I’ve just released EmberAuthEasy, a new (token) authentication library for Ember.js, along with an accompanying Rails Engine, EmberAuthRails
It builds on the awesome EmberAuth library, and the Rails Engine builds on Devise.
The selling point is that you can setup authentication for your Ember.js app with two lines of code.
Right now EmberAuthEasy offers the ability to login, logout, and register. After login, all subsequent requests have an authentication token parameter added to them.
I’m super excited to iterate on this, add new functionality, and assist anyone who kicks the tires. Take a look and let me know what you think. If you have anything at all you’d like to say about the lib, please do not hesitate to reply, or email me at email@example.com.

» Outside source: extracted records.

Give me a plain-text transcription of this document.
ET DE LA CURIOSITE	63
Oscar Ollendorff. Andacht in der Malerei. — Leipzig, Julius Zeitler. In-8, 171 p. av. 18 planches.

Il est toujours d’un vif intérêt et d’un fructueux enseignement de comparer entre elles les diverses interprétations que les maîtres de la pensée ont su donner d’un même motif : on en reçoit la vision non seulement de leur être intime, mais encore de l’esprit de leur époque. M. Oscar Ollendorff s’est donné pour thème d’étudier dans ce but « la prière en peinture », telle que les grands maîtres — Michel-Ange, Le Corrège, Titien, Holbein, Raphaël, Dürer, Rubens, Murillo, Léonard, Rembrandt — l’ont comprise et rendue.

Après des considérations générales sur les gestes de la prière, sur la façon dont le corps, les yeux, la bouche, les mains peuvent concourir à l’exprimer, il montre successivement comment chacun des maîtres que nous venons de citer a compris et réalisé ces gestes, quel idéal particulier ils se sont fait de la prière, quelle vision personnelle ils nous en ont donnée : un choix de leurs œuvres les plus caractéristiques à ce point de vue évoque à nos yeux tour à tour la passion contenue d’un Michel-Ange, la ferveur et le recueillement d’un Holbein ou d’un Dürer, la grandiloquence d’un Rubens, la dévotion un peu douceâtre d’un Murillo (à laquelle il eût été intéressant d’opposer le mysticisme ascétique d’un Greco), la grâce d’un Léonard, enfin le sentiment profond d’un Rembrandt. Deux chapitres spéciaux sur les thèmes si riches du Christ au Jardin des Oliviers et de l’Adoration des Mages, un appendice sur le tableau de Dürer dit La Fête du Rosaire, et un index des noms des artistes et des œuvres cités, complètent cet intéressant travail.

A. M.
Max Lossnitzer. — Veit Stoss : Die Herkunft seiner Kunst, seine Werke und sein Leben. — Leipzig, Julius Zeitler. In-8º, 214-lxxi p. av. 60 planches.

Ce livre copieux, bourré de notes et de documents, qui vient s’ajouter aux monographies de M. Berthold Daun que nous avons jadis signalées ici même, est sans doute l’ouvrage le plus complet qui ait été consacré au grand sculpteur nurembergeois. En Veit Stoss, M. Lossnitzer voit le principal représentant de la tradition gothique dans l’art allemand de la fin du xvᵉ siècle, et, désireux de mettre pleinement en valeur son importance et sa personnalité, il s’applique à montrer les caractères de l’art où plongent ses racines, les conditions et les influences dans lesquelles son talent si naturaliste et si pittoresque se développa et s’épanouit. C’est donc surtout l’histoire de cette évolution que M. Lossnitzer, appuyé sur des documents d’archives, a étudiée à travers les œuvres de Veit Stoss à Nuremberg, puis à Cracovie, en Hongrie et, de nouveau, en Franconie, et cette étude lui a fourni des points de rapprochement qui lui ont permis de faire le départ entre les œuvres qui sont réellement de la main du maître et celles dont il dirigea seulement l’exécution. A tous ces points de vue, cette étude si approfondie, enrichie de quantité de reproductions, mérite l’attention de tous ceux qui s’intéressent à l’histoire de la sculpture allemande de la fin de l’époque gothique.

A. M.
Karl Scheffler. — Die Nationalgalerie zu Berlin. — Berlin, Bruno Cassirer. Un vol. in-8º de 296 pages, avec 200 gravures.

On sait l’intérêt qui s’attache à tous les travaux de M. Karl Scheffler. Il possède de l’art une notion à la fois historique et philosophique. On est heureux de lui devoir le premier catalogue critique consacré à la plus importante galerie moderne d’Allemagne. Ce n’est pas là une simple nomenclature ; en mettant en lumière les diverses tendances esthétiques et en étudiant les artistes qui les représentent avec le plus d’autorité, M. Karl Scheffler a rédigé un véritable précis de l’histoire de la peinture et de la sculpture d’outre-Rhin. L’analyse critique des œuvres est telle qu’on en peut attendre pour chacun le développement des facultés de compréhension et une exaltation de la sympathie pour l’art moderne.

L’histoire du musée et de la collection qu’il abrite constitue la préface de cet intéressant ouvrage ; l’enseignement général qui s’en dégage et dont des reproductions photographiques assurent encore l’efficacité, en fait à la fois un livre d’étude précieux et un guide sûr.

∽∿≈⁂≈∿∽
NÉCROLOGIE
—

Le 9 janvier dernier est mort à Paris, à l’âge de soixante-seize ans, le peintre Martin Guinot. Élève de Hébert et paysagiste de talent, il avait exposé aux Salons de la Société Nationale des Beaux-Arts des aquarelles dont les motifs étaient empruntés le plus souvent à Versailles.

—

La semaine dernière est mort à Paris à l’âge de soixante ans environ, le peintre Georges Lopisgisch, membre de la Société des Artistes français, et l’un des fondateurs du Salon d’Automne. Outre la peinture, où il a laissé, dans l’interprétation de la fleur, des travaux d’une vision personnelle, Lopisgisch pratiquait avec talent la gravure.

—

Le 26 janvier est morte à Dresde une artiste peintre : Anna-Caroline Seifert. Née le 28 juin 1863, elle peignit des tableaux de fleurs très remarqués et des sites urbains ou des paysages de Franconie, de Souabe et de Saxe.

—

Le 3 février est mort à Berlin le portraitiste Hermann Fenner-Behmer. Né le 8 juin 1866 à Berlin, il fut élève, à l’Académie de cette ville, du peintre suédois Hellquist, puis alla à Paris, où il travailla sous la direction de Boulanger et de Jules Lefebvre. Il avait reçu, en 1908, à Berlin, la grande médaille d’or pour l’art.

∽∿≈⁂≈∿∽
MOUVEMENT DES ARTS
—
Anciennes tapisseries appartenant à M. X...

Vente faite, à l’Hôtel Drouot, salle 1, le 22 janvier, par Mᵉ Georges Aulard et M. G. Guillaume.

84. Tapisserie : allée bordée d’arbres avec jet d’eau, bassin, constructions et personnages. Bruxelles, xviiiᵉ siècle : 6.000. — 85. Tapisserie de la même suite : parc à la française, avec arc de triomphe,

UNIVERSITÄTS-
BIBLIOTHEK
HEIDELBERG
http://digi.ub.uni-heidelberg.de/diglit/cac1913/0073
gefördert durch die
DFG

Looks great, I look forward to trying it out. I took a quick glance at the setup instructions and I’m curious, is there any particular reason why you didn’t use injections to setup the app?
@tarasm Only reason is that I’m not familiar with them. I’ve seen inject used in the Ember source, but have not used them myself. I will check out that approach.
Thanks for the feedback!
@mharris717 Thank you for your libraries. I am building an app that has an Ember 1.3+ frontend which is served separately from the Rails 4+ backend which is using Devise 3.2.1. Do you know of an example of an app that uses both EmberAuthEasy and EmberAuthRails?
As far as I understand from their source code they both handle clientside logic, so it is EAE or EAR question.
And one should still write all the server side logic by himself as it was removed from devise.
So, you probably aslo would like to use https://github.com/gonzalo-bulnes/simple_token_authentication
though it doesn’t support sessions, per se.
Also if you would like to have ability for users to save passwords in the browser you gonna have bad times
Thanks for the question.
EAE and EAR will work together to make setting up your auth as easy as possible. I’ll try and round up and example app for ya.